Environmental and consumer groups are howling about the Environmental Protection Agency’s plan to weaken fuel-economy standards President Barack Obama put in place in 2012. But Obama himself left his standards vulnerable to revision.
The original Obama plan was to set aggressive targets that would go progressively higher through model year 2025, when cars would have to average 54.5 miles per gallon. But a mid-term review was supposed to happen in 2018. Automakers and regulators would assess the technological progress needed to meet that goal, along with other factors, such as the types of vehicles consumers were actually buying. In theory, the 2025 target could be rolled back if it seemed technologically out of reach.
After Trump won the presidency in November 2016, Obama pulled a fast one. His EPA administrator, Gina McCarthy, declared that the 2012 targets were final, more than a year before the EPA and automakers were supposed to review the data and decide on future targets together. Obama essentially threw the automakers under the bus. McCarthy was peppered with questions about whether the EPA sped up the final rulemaking simply because Trump won and might not support the Obama rules. She denied what was obvious to everybody.
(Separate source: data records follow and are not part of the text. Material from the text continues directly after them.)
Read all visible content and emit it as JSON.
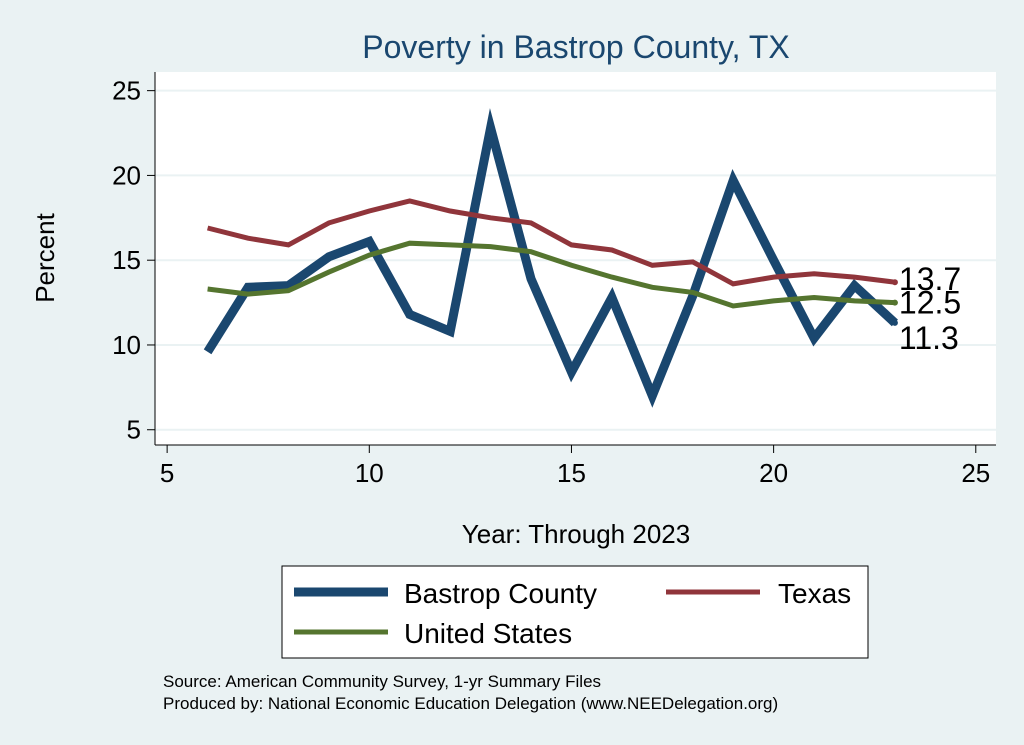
{
  "chart_data": {
    "type": "line",
    "title": "Poverty in Bastrop County, TX",
    "xlabel": "Year: Through 2023",
    "ylabel": "Percent",
    "xlim": [
      4.7,
      25.5
    ],
    "ylim": [
      4.1,
      26.1
    ],
    "xticks": [
      5,
      10,
      15,
      20,
      25
    ],
    "yticks": [
      5,
      10,
      15,
      20,
      25
    ],
    "grid": true,
    "series": [
      {
        "name": "Bastrop County",
        "color": "#1a476f",
        "x": [
          6,
          7,
          8,
          9,
          10,
          11,
          12,
          13,
          14,
          15,
          16,
          17,
          18,
          19,
          20,
          21,
          22,
          23
        ],
        "values": [
          9.6,
          13.4,
          13.5,
          15.2,
          16.1,
          11.8,
          10.8,
          22.8,
          13.9,
          8.4,
          12.8,
          7.0,
          12.9,
          19.7,
          15.0,
          10.4,
          13.5,
          11.3
        ],
        "end_label": "11.3"
      },
      {
        "name": "Texas",
        "color": "#90353b",
        "x": [
          6,
          7,
          8,
          9,
          10,
          11,
          12,
          13,
          14,
          15,
          16,
          17,
          18,
          19,
          20,
          21,
          22,
          23
        ],
        "values": [
          16.9,
          16.3,
          15.9,
          17.2,
          17.9,
          18.5,
          17.9,
          17.5,
          17.2,
          15.9,
          15.6,
          14.7,
          14.9,
          13.6,
          14.0,
          14.2,
          14.0,
          13.7
        ],
        "end_label": "13.7"
      },
      {
        "name": "United States",
        "color": "#55752f",
        "x": [
          6,
          7,
          8,
          9,
          10,
          11,
          12,
          13,
          14,
          15,
          16,
          17,
          18,
          19,
          20,
          21,
          22,
          23
        ],
        "values": [
          13.3,
          13.0,
          13.2,
          14.3,
          15.3,
          16.0,
          15.9,
          15.8,
          15.5,
          14.7,
          14.0,
          13.4,
          13.1,
          12.3,
          12.6,
          12.8,
          12.6,
          12.5
        ],
        "end_label": "12.5"
      }
    ],
    "legend": {
      "placement": "bottom",
      "entries": [
        "Bastrop County",
        "Texas",
        "United States"
      ]
    }
  },
  "footer": {
    "source": "Source: American Community Survey, 1-yr Summary Files",
    "produced_by": "Produced by: National Economic Education Delegation (www.NEEDelegation.org)"
  },
  "colors": {
    "background": "#eaf2f3",
    "plot_background": "#ffffff",
    "title": "#1a476f",
    "grid": "#eaf2f3"
  }
}
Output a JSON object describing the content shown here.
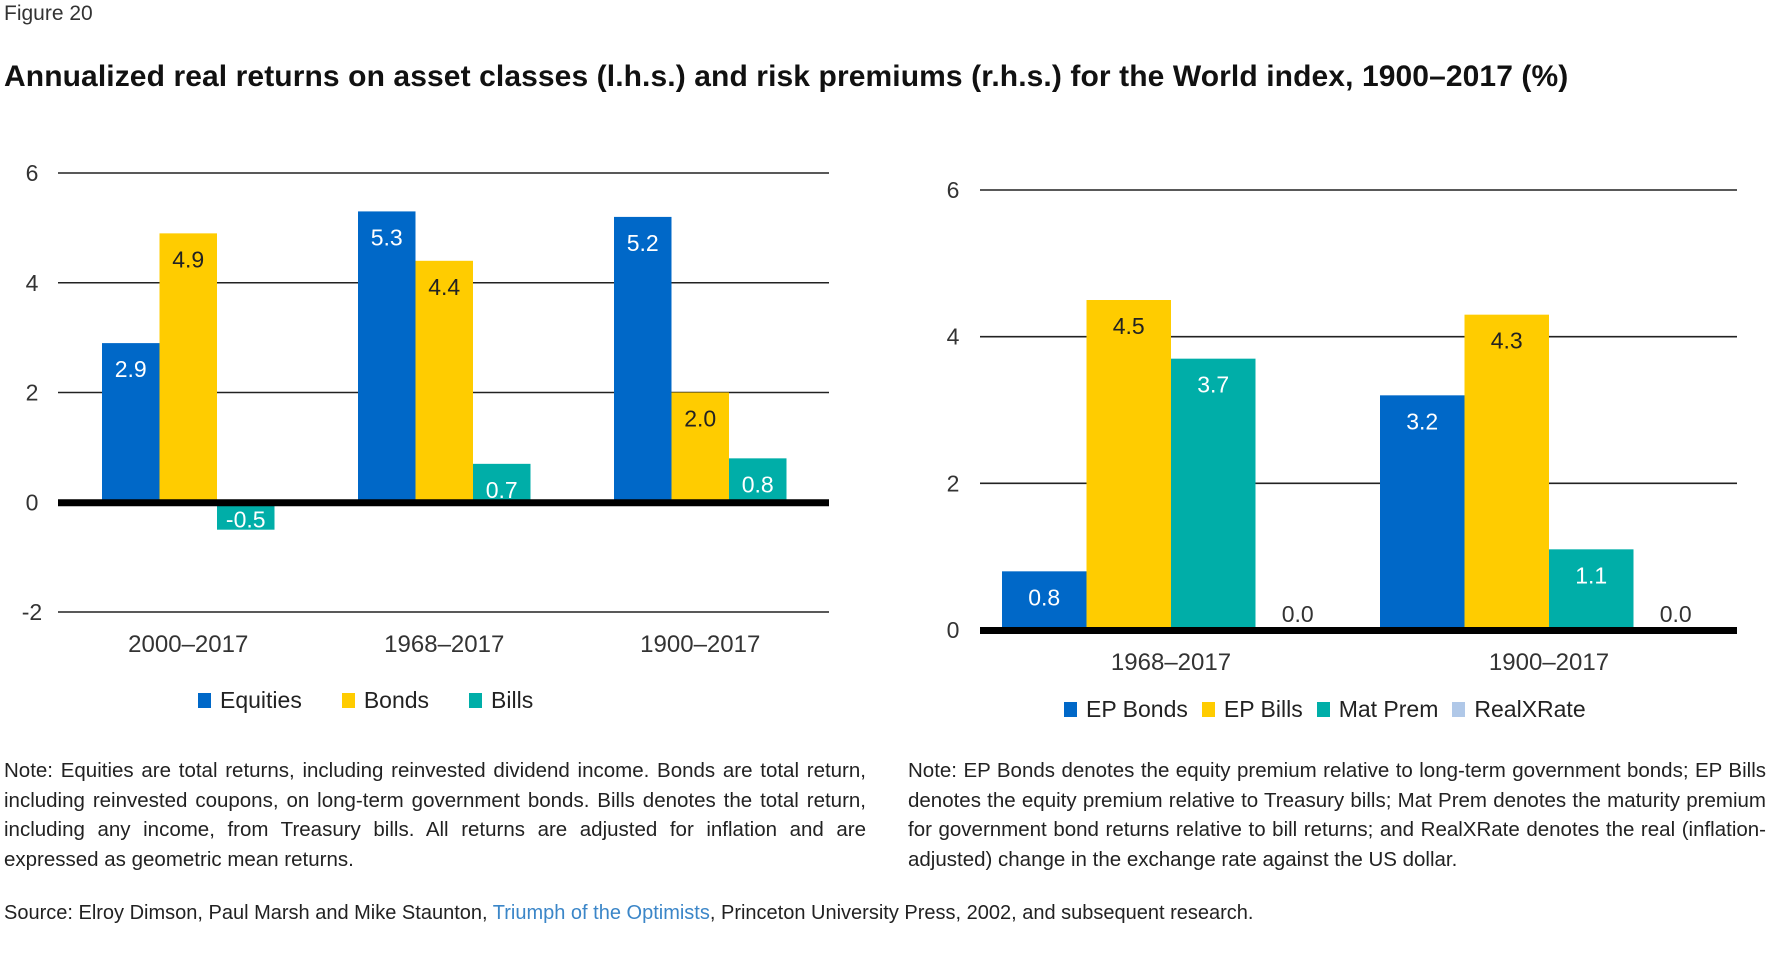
{
  "figure_label": "Figure 20",
  "title": "Annualized real returns on asset classes (l.h.s.) and risk premiums (r.h.s.) for the World index, 1900–2017 (%)",
  "colors": {
    "blue": "#0068c8",
    "yellow": "#ffcc00",
    "teal": "#00aea8",
    "lightblue": "#b0c8e8",
    "axis": "#000000",
    "grid": "#222222",
    "link": "#3b86c8"
  },
  "chart_data": [
    {
      "type": "bar",
      "title": "Annualized real returns on asset classes (l.h.s.)",
      "xlabel": "",
      "ylabel": "",
      "ylim": [
        -2,
        6
      ],
      "yticks": [
        "-2",
        "0",
        "2",
        "4",
        "6"
      ],
      "ytick_values": [
        -2,
        0,
        2,
        4,
        6
      ],
      "grid": true,
      "legend_position": "bottom",
      "categories": [
        "2000–2017",
        "1968–2017",
        "1900–2017"
      ],
      "series": [
        {
          "name": "Equities",
          "color": "#0068c8",
          "label_color": "#ffffff",
          "values": [
            2.9,
            5.3,
            5.2
          ],
          "labels": [
            "2.9",
            "5.3",
            "5.2"
          ]
        },
        {
          "name": "Bonds",
          "color": "#ffcc00",
          "label_color": "#222222",
          "values": [
            4.9,
            4.4,
            2.0
          ],
          "labels": [
            "4.9",
            "4.4",
            "2.0"
          ]
        },
        {
          "name": "Bills",
          "color": "#00aea8",
          "label_color": "#ffffff",
          "values": [
            -0.5,
            0.7,
            0.8
          ],
          "labels": [
            "-0.5",
            "0.7",
            "0.8"
          ]
        }
      ]
    },
    {
      "type": "bar",
      "title": "Risk premiums (r.h.s.)",
      "xlabel": "",
      "ylabel": "",
      "ylim": [
        0,
        6
      ],
      "yticks": [
        "0",
        "2",
        "4",
        "6"
      ],
      "ytick_values": [
        0,
        2,
        4,
        6
      ],
      "grid": true,
      "legend_position": "bottom",
      "categories": [
        "1968–2017",
        "1900–2017"
      ],
      "series": [
        {
          "name": "EP Bonds",
          "color": "#0068c8",
          "label_color": "#ffffff",
          "values": [
            0.8,
            3.2
          ],
          "labels": [
            "0.8",
            "3.2"
          ]
        },
        {
          "name": "EP Bills",
          "color": "#ffcc00",
          "label_color": "#222222",
          "values": [
            4.5,
            4.3
          ],
          "labels": [
            "4.5",
            "4.3"
          ]
        },
        {
          "name": "Mat Prem",
          "color": "#00aea8",
          "label_color": "#ffffff",
          "values": [
            3.7,
            1.1
          ],
          "labels": [
            "3.7",
            "1.1"
          ]
        },
        {
          "name": "RealXRate",
          "color": "#b0c8e8",
          "label_color": "#333333",
          "values": [
            0.0,
            0.0
          ],
          "labels": [
            "0.0",
            "0.0"
          ]
        }
      ]
    }
  ],
  "notes": {
    "left": "Note: Equities are total returns, including reinvested dividend income. Bonds are total return, including reinvested coupons, on long-term government bonds. Bills denotes the total return, including any income, from Treasury bills. All returns are adjusted for inflation and are expressed as geometric mean returns.",
    "right": "Note: EP Bonds denotes the equity premium relative to long-term government bonds; EP Bills denotes the equity premium relative to Treasury bills; Mat Prem denotes the maturity premium for government bond returns relative to bill returns; and RealXRate denotes the real (inflation-adjusted) change in the exchange rate against the US dollar."
  },
  "source": {
    "prefix": "Source: Elroy Dimson, Paul Marsh and Mike Staunton, ",
    "link_text": "Triumph of the Optimists",
    "suffix": ", Princeton University Press, 2002, and subsequent research."
  }
}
So, not surprisingly, the auto industry appealed to the Trump administration a few months later to reconsider the 2025 targets. And Scott Pruitt, Trump’s EPA administrator, seems likely to oblige. He hasn’t yet said what, exactly, the EPA will do, but in a statement he said Obama, “cut the midterm evaluation process short with politically charged expediency” and “set the standards too high.” The forthcoming Trump standards will presumably be lower.
Auto industry critics assume carmakers can hit just about any level of fuel efficiency, as long as they’re forced to. But the innovation required to make big gains in fuel economy is expensive, and somebody has to pay. Most car buyers aren’t keen to bear that cost. Nor do they want to be told they have to buy a tiny econobox that wheezes getting up to highway speeds just because Washington said to do so.
The current fuel-economy requirement is about 36 miles per gallon, which is an average among each automaker’s full range of offerings, from subcompacts to sedans to 8-passenger SUVs. Pushing that above 50 miles per gallon in seven years is a stretch goal that some automakers don’t think they can meet. (Real-world average MPG figures tend to be lower than the federal targets, for a number of technical reasons).
To meet the Obama 2025 standards, automakers would have to roll out lots of electric cars, which have promise, but still account for less than one-half of a percentage point of total industry market share. They’re still not suitable for most one-car families because of range limitations. And they remain considerably more expensive than ordinary cars, even with a $7,500 federal tax credit (which some Republicans want to kill). The technology will get better but only incrementally. Moore’s Law, the rapid compounding of capability that applies to transistors, doesn’t apply to battery chemistry.
Other types of technology might turn out to be more of a silver bullet, such as hydrogen-powered cars. But that technology is basically experimental at this point, because it can’t yet be produced at a cost ordinary people can afford.
Meanwhile, what are Americans buying? Lots of pickups and big SUVs. With average gas prices below $3 per gallon, and likely to stay there, gas guzzlers that seemed on their way out not so long ago are back in vogue. Those vehicles are getting more efficient, too, but still struggle to top 20 miles per gallon, on average.
If automakers get their way, and the Trump EPA lowers future mileage requirements, there’s consolation for environmentalists who support the tough Obama goals. Most automakers will still have good reason to aim for something close to the Obama targets. The main reason for that is California, which has stringent efficiency requirements of its own. Eleven other states follow the California rules, accounting for about one-third of total U.S. sales. For most automakers, it might be cheaper to build a single model that meets the California standards and sell it everywhere, rather than building a second, less efficient car for non-California states.
Automakers also increasingly design vehicles for sale in multiple markets, which helps them economize. So if standards are tougher in Europe—which they generally are—that could extend to models sold in the US market. It also pays to have high-mileage vehicles in the lineup, just in case gas prices do soar, the way they did in 2008, when they crested $4 per gallon. Consumers may have a dim memory of that, but automakers remember it well—and know consumer tastes can change in a flash, regardless of what the government demands.